Superficial and cutaneous mycoses are among the most common human infections worldwide, while the endemic systemic mycoses are concentrated in defined regions tied to their environmental reservoirs. Opportunistic mycoses have risen with the growth of immunocompromised populations and intensive medical care, and global burden estimates place serious fungal disease in the millions of cases annually, with substantial mortality concentrated in the deep and disseminated forms (Bongomin, 2017; Benedict, 2017).

History

The depth-based ordering of fungal disease — superficial, cutaneous, subcutaneous, and systemic — became the organising spine of twentieth-century medical mycology and is reflected in classic texts such as Rippon's Medical Mycology (Rippon, 1988).

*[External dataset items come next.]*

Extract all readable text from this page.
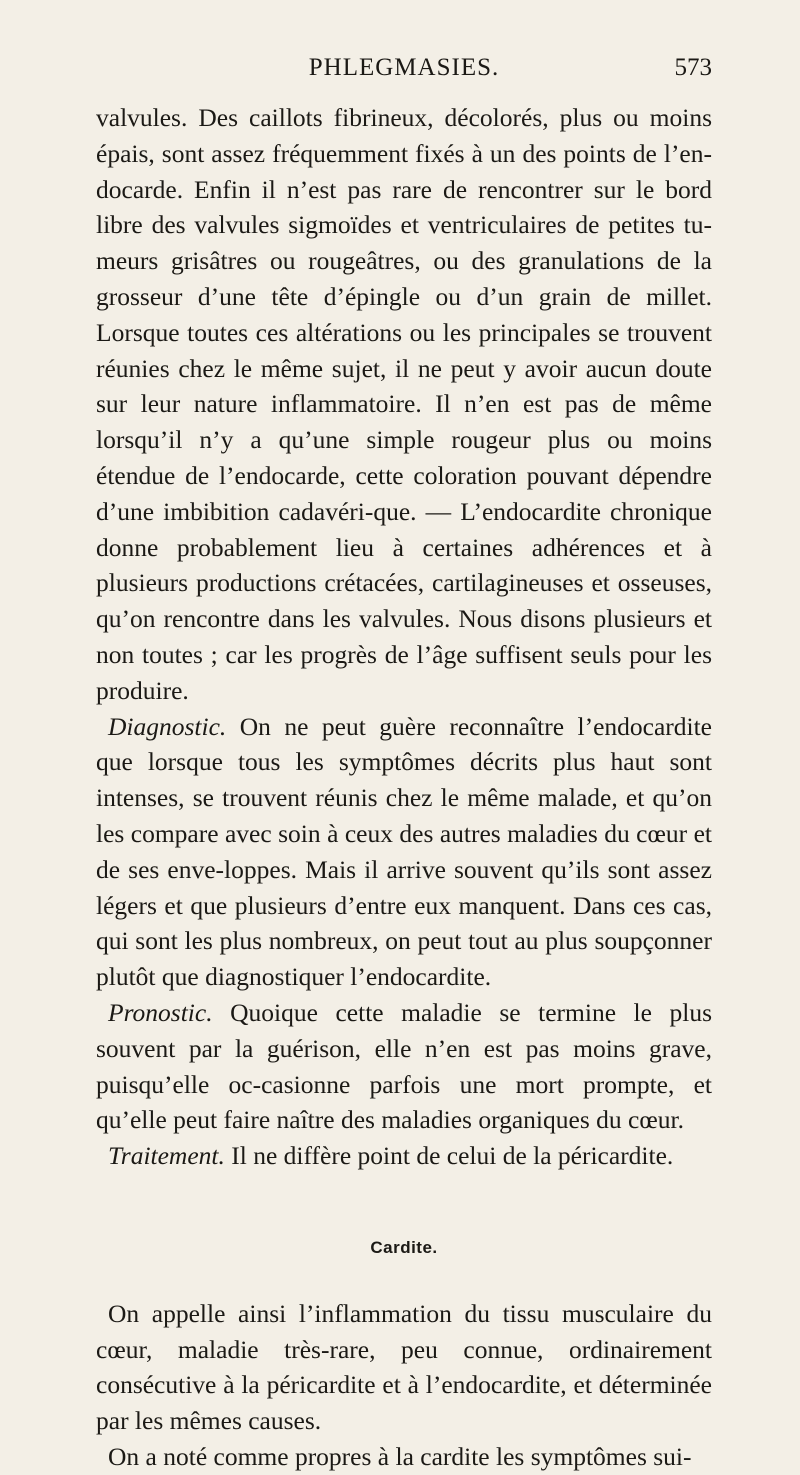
PHLEGMASIES.	573

valvules. Des caillots fibrineux, décolorés, plus ou moins épais, sont assez fréquemment fixés à un des points de l’en-docarde. Enfin il n’est pas rare de rencontrer sur le bord libre des valvules sigmoïdes et ventriculaires de petites tu-meurs grisâtres ou rougeâtres, ou des granulations de la grosseur d’une tête d’épingle ou d’un grain de millet. Lorsque toutes ces altérations ou les principales se trouvent réunies chez le même sujet, il ne peut y avoir aucun doute sur leur nature inflammatoire. Il n’en est pas de même lorsqu’il n’y a qu’une simple rougeur plus ou moins étendue de l’endocarde, cette coloration pouvant dépendre d’une imbibition cadavéri-que. — L’endocardite chronique donne probablement lieu à certaines adhérences et à plusieurs productions crétacées, cartilagineuses et osseuses, qu’on rencontre dans les valvules. Nous disons plusieurs et non toutes ; car les progrès de l’âge suffisent seuls pour les produire.

Diagnostic. On ne peut guère reconnaître l’endocardite que lorsque tous les symptômes décrits plus haut sont intenses, se trouvent réunis chez le même malade, et qu’on les compare avec soin à ceux des autres maladies du cœur et de ses enve-loppes. Mais il arrive souvent qu’ils sont assez légers et que plusieurs d’entre eux manquent. Dans ces cas, qui sont les plus nombreux, on peut tout au plus soupçonner plutôt que diagnostiquer l’endocardite.

Pronostic. Quoique cette maladie se termine le plus souvent par la guérison, elle n’en est pas moins grave, puisqu’elle oc-casionne parfois une mort prompte, et qu’elle peut faire naître des maladies organiques du cœur.

Traitement. Il ne diffère point de celui de la péricardite.

Cardite.

On appelle ainsi l’inflammation du tissu musculaire du cœur, maladie très-rare, peu connue, ordinairement consécutive à la péricardite et à l’endocardite, et déterminée par les mêmes causes.

On a noté comme propres à la cardite les symptômes sui-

The later expansion of immunosuppressive therapy, transplantation, and critical care reshaped the field by bringing opportunistic and nosocomial fungal infections to prominence alongside the older endemic categories (Benedict, 2017).

Related topics

Seminal works

  • bongomin-2017
  • benedict-2017
  • rippon-1988

Frequently asked questions

What does classifying mycoses 'by depth and distribution' mean?
It means grouping fungal infections by how deep into the body's tissues they reach (from surface keratin down to deep organs) and by how they are distributed epidemiologically (geographically endemic versus ubiquitous and opportunistic).
Why are some fungal infections endemic and others found everywhere?
Endemic mycoses are caused by dimorphic fungi that live in specific environmental niches, so disease clusters where those fungi exist; opportunistic mycoses are caused by fungi present almost everywhere that usually cause disease only when host defences are weakened.